What's wrong with Elizabethan English, ad orientem, and non-fussy, non-sentimental, sober, dignified ceremonial?

As I have identified before, the two main errors are thinking and acting as though (1) we were in the papal court, instead of our parish church; and (2) we really needed effusive sentimentality -- be it Franciscan or Victorian or contemporary in nature. Tone -- and tune -- is everything!

On this last topic, I made an extensive comment here, only to have it all nuked by the requirement of first selecting a profile. The short of it: compare "Ride on, ride on in majesty!" in "The King's Majesty" setting to the other, well-known contenders. It is either tragic, as it should be, or just vapid.


Speaking of tone and tune: here's my vision of Hell (with audio). Blech.

1 comment:

  1. Re: Msgr Barnes' difficulties with the Ord. Rite, could I offer some first-hand experience from a parish in Greater London, where an Ord. group is hosted by a Catholic parish? We have Mass at the very awkward time of 4:30pm on Sundays, and celebrate the Ord. Rite in its "pseudo-Cranmerian" language ad orientem at the free-standing altar. We are now outnumbered at the Mass 2:1 by people from the Catholic parish, including families, the majority of them Indian & African people, and few over-60s. The rubrics are followed unobtrusively and it doesn't look fussy.

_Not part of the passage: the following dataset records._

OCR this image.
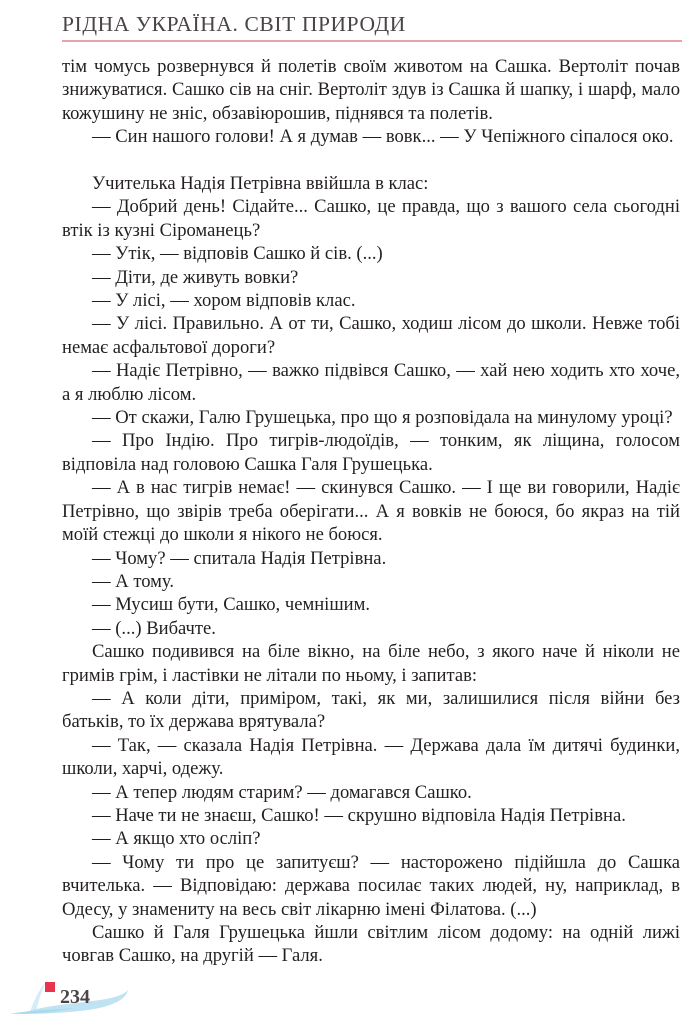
РІДНА УКРАЇНА. СВІТ ПРИРОДИ

тім чомусь розвернувся й полетів своїм животом на Сашка. Вертоліт почав знижуватися. Сашко сів на сніг. Вертоліт здув із Сашка й шапку, і шарф, мало кожушину не зніс, обзавіюрошив, піднявся та полетів.

— Син нашого голови! А я думав — вовк... — У Чепіжного сіпалося око.

Учителька Надія Петрівна ввійшла в клас:

— Добрий день! Сідайте... Сашко, це правда, що з вашого села сьогодні втік із кузні Сіроманець?

— Утік, — відповів Сашко й сів. (...)

— Діти, де живуть вовки?

— У лісі, — хором відповів клас.

— У лісі. Правильно. А от ти, Сашко, ходиш лісом до школи. Невже тобі немає асфальтової дороги?

— Надіє Петрівно, — важко підвівся Сашко, — хай нею ходить хто хоче, а я люблю лісом.

— От скажи, Галю Грушецька, про що я розповідала на минулому уроці?

— Про Індію. Про тигрів-людоїдів, — тонким, як ліщина, голосом відповіла над головою Сашка Галя Грушецька.

— А в нас тигрів немає! — скинувся Сашко. — І ще ви говорили, Надіє Петрівно, що звірів треба оберігати... А я вовків не боюся, бо якраз на тій моїй стежці до школи я нікого не боюся.

— Чому? — спитала Надія Петрівна.

— А тому.

— Мусиш бути, Сашко, чемнішим.

— (...) Вибачте.

Сашко подивився на біле вікно, на біле небо, з якого наче й ніколи не гримів грім, і ластівки не літали по ньому, і запитав:

— А коли діти, приміром, такі, як ми, залишилися після війни без батьків, то їх держава врятувала?

— Так, — сказала Надія Петрівна. — Держава дала їм дитячі будинки, школи, харчі, одежу.

— А тепер людям старим? — домагався Сашко.

— Наче ти не знаєш, Сашко! — скрушно відповіла Надія Петрівна.

— А якщо хто осліп?

— Чому ти про це запитуєш? — насторожено підійшла до Сашка вчителька. — Відповідаю: держава посилає таких людей, ну, наприклад, в Одесу, у знамениту на весь світ лікарню імені Філатова. (...)

Сашко й Галя Грушецька йшли світлим лісом додому: на одній лижі човгав Сашко, на другій — Галя.

234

    Anecdotally, I do not hear that Ord. groups who are hosted by a Catholic parish and celebrate a N.O. rite see a large contingent of non-Ord. parishioners at their Masses.

    Msgr Barnes and others have the faculty of celebrating in the Rite that they have used for the last 30 yrs and no-one is stopping them; perhaps a wise provision might be to allow a contemporary version of the Cranmerian Collects in the N.O. for Ord. priests who want to continue this kind of celebration.